Autant dire que ce que le gouvernement présente dans ses médias comme de « grandes réalisations accomplies en si peu de temps » est une goutte d’eau dans un océan de misère ! Même si les autorités prennent toujours soin d’indiquer qu’il y a encore des milliers d’autres localités où l’Etat ne peut intervenir, faute de moyens. Mais l’information est faite de singularités, pas de l’ordinaire miséreux qui est ici la chose la mieux partagée par les mauritaniens.
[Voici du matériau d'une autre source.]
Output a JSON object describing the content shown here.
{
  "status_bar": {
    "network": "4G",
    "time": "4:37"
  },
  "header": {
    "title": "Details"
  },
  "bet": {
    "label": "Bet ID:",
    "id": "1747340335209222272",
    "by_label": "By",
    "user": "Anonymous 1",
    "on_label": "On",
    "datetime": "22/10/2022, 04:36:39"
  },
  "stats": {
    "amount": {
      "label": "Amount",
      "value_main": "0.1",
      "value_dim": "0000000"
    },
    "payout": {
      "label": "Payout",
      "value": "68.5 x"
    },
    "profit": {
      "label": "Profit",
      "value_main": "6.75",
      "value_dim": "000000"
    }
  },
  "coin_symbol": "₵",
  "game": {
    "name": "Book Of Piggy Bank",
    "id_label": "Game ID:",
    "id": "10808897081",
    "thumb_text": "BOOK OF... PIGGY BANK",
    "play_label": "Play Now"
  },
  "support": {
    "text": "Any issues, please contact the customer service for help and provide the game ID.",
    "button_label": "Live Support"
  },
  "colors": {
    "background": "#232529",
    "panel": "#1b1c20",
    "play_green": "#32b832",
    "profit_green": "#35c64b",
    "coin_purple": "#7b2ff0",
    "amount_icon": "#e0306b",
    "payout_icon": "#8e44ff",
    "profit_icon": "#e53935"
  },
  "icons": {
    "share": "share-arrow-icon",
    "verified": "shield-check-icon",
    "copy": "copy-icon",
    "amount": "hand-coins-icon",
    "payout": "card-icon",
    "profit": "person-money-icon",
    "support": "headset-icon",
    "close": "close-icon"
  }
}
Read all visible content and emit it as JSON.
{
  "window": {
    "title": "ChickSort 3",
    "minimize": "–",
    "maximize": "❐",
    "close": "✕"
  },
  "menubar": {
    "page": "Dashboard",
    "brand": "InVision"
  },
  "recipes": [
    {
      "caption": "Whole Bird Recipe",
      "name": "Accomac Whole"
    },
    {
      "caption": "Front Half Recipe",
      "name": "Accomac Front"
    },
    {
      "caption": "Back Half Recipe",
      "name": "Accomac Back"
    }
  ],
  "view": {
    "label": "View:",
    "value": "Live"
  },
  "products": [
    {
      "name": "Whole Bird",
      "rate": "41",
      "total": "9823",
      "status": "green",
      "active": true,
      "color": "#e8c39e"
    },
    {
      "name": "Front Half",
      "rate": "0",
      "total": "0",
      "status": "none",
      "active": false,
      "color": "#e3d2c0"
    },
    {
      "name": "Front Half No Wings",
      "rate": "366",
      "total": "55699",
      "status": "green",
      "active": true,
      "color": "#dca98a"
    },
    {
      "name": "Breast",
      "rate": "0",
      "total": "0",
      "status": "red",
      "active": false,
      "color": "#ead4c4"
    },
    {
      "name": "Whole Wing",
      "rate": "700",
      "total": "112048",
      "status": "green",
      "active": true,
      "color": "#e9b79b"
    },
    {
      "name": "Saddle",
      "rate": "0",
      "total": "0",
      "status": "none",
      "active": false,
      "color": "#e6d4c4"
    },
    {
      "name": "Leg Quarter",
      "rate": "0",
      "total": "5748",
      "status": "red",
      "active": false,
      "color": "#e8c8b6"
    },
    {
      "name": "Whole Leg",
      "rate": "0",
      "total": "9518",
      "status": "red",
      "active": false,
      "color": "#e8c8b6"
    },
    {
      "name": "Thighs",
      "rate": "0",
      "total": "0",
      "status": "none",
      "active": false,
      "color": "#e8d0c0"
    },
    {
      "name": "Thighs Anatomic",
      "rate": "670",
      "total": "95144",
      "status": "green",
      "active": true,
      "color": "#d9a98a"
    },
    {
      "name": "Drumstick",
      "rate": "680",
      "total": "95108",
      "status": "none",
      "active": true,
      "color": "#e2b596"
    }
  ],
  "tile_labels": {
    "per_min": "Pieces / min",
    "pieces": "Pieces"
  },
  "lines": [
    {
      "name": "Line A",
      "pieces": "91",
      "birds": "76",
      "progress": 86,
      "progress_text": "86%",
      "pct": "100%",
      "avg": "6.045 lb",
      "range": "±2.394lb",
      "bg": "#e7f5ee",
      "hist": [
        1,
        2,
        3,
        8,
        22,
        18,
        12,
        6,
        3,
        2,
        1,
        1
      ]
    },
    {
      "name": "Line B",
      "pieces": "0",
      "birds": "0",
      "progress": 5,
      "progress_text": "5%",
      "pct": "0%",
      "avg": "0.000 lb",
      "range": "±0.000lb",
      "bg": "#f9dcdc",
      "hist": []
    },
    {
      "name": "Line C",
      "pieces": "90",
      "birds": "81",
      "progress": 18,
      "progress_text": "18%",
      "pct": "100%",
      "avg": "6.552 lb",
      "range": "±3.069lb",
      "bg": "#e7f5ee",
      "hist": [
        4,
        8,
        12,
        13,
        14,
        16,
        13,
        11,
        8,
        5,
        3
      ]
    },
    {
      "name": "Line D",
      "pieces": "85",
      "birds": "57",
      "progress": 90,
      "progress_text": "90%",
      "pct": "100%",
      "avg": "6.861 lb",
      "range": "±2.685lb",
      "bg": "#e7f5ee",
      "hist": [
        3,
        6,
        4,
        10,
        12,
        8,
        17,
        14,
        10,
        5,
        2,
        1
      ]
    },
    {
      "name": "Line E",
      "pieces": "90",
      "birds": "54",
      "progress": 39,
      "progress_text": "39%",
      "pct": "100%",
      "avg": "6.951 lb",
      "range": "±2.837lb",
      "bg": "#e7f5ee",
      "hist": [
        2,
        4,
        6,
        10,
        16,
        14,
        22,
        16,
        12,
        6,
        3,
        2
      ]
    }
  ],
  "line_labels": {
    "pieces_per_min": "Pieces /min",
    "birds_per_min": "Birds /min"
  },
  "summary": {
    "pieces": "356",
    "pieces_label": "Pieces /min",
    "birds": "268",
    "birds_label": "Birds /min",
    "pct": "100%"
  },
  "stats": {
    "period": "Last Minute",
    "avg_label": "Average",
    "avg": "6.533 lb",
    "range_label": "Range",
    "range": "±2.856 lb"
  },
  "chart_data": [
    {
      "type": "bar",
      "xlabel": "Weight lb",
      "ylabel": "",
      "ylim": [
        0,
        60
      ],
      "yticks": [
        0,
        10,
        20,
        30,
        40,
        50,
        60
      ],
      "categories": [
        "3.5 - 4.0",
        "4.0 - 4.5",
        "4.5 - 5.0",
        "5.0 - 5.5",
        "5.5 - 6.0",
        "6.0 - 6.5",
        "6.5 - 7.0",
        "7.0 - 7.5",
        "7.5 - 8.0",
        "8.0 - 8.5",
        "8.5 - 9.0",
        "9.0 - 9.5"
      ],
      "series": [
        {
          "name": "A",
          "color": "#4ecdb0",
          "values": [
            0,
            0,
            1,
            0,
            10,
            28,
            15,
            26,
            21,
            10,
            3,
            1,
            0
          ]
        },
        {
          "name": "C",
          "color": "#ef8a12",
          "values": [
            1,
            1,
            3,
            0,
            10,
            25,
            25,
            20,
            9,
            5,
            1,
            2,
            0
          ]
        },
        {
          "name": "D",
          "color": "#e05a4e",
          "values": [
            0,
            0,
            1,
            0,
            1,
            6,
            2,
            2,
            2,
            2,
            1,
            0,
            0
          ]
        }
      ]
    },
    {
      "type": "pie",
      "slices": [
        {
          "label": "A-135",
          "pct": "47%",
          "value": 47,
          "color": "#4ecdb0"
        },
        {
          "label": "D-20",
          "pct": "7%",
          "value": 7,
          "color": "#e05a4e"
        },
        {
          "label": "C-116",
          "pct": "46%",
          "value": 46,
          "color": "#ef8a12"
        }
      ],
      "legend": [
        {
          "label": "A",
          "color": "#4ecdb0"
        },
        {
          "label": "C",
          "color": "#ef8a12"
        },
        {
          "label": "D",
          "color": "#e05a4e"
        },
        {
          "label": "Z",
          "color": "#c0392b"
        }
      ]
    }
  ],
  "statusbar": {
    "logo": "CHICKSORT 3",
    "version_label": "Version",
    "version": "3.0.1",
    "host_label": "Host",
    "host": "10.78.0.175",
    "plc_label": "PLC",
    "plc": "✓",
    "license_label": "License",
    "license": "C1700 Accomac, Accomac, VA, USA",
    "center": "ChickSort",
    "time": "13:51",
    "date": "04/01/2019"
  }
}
La non ponctualité de l’aide que livre le Commissariat à la sécurité alimentaire et à l’action humanitaire ne traduit-elle pas cet usage intéressé des moments de détresse des populations à des fins politiques ? Le retard des pluies ou, à l’inverse, les inondations, la hausse des prix ou l’apparition subite d’une maladie animale sont exploités, pernicieusement, à des fins politiques qui font que la conception minimaliste de l’État-providence contredit ces visions et érige en principe fort que rôle et missions de l’État sont cantonnés aux fonctions régaliennes (police, armée, justice), et que tout ce qui est fait en dehors (routes, hôpitaux, écoles) relève d’actes d’exception, d’actions possibles mais non nécessaires. L’Etat-providence en Mauritanie, c’est la mobilisation de toutes les ressources nationales pour un besoin de survie. Du Système et des hommes.